Mulheres Mórmons Negras

Painel na Conferência “Negro, Branco e Mórmon” da Universidade de Utah esta semana explorou o que significa ser uma Mórmon negra e mulher.

Janan Graham-Russell no painel

Janan Graham-Russell no painel “Raça e Mulheres Mórmons” (Foto: Lennie Mahler | The Salt Lake Tribune)

As mulheres do painel afirmaram que sua experiência na Igreja SUD pode ser uma luta constante, mas que mantém a fé ativa.

Invisível.

É assim que muitas mulheres negras descrevem o seu lugar na Igreja SUD.
Ao visitar um templo Mórmon, enquanto na casa dos 20 anos, Janan Graham-Russell sentiu-se forçada a perguntar: “Será que eles me vêem?” depois de contemplar uma pintura de Jesus cercado por anjos que o celebram no céu.

“Quando eu olhei mais perto, [reparei que] todos os anjos eram brancos.”

Isso é importante, explica a pós-graduanda da Universidade Howard, porque tem implicações espirituais para negros em A Igreja de Jesus Cristo dos Santos dos Últimos Dias.

“Isto é como meus companheiros Santos enxergam a eternidade.
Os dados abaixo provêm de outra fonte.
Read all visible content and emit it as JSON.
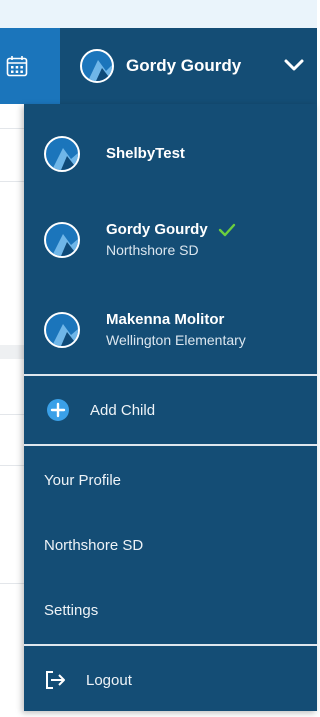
{
  "header": {
    "calendar_icon": "calendar-icon",
    "user_name": "Gordy Gourdy",
    "dropdown_icon": "chevron-down-icon"
  },
  "menu": {
    "accounts": [
      {
        "name": "ShelbyTest",
        "subtitle": "",
        "selected": false
      },
      {
        "name": "Gordy Gourdy",
        "subtitle": "Northshore SD",
        "selected": true
      },
      {
        "name": "Makenna Molitor",
        "subtitle": "Wellington Elementary",
        "selected": false
      }
    ],
    "add_child": "Add Child",
    "links": [
      "Your Profile",
      "Northshore SD",
      "Settings"
    ],
    "logout": "Logout"
  },
  "colors": {
    "menu_bg": "#144d75",
    "calendar_bg": "#1b75bb",
    "check": "#6ccf3e",
    "add_icon": "#3aa0e8"
  }
}
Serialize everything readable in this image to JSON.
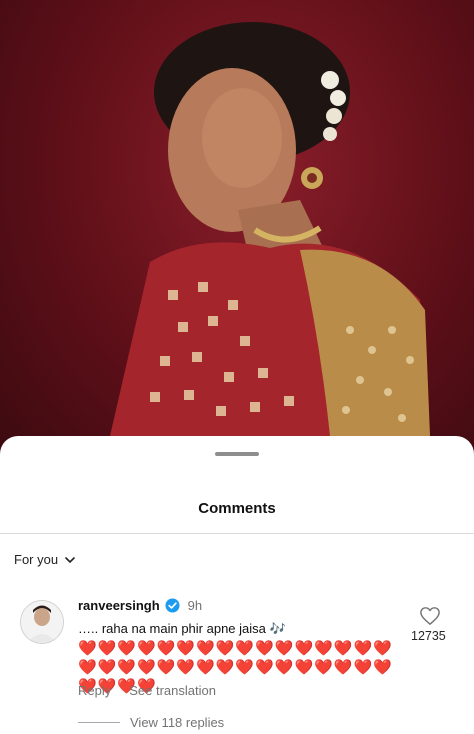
{
  "photo": {
    "description_icon": "photo-post"
  },
  "sheet": {
    "title": "Comments",
    "filter_label": "For you"
  },
  "comment": {
    "username": "ranveersingh",
    "time": "9h",
    "text": "….. raha na main phir apne jaisa 🎶",
    "hearts": "❤️❤️❤️❤️❤️❤️❤️❤️❤️❤️❤️❤️❤️❤️❤️❤️❤️❤️❤️❤️❤️❤️❤️❤️❤️❤️❤️❤️❤️❤️❤️❤️❤️❤️❤️❤️",
    "reply_label": "Reply",
    "translate_label": "See translation",
    "like_count": "12735",
    "replies_label": "View 118 replies"
  },
  "colors": {
    "heart": "#e0202f",
    "verified": "#1d9bf0",
    "muted_text": "#737373",
    "photo_bg": "#5e0f18"
  }
}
Sinto que meus irmãos e minhas irmãs não me vêem. Não apenas em um nível cultural, mas em um nível teológico.”

A assistente social Williams-Schultz disse que como uma mãe negra de crianças “que se passam por brancas,” a Igreja SUD não promove uma comunicação aberta sobre a doutrina atual a respeito das pessoas negras.

“Eu não quero que meu filho, que será batizado em um par de meses, venha perguntar-me: ‘Mamãe, você está amaldiçoada?’ Mas nós não estamos tendo a conversa em nossa igreja que permita que meu filho nunca tenha que fazer essa pergunta. Até que o nosso currículo e as nossas conversas mudem, meus bebês vão fazer essas perguntas.”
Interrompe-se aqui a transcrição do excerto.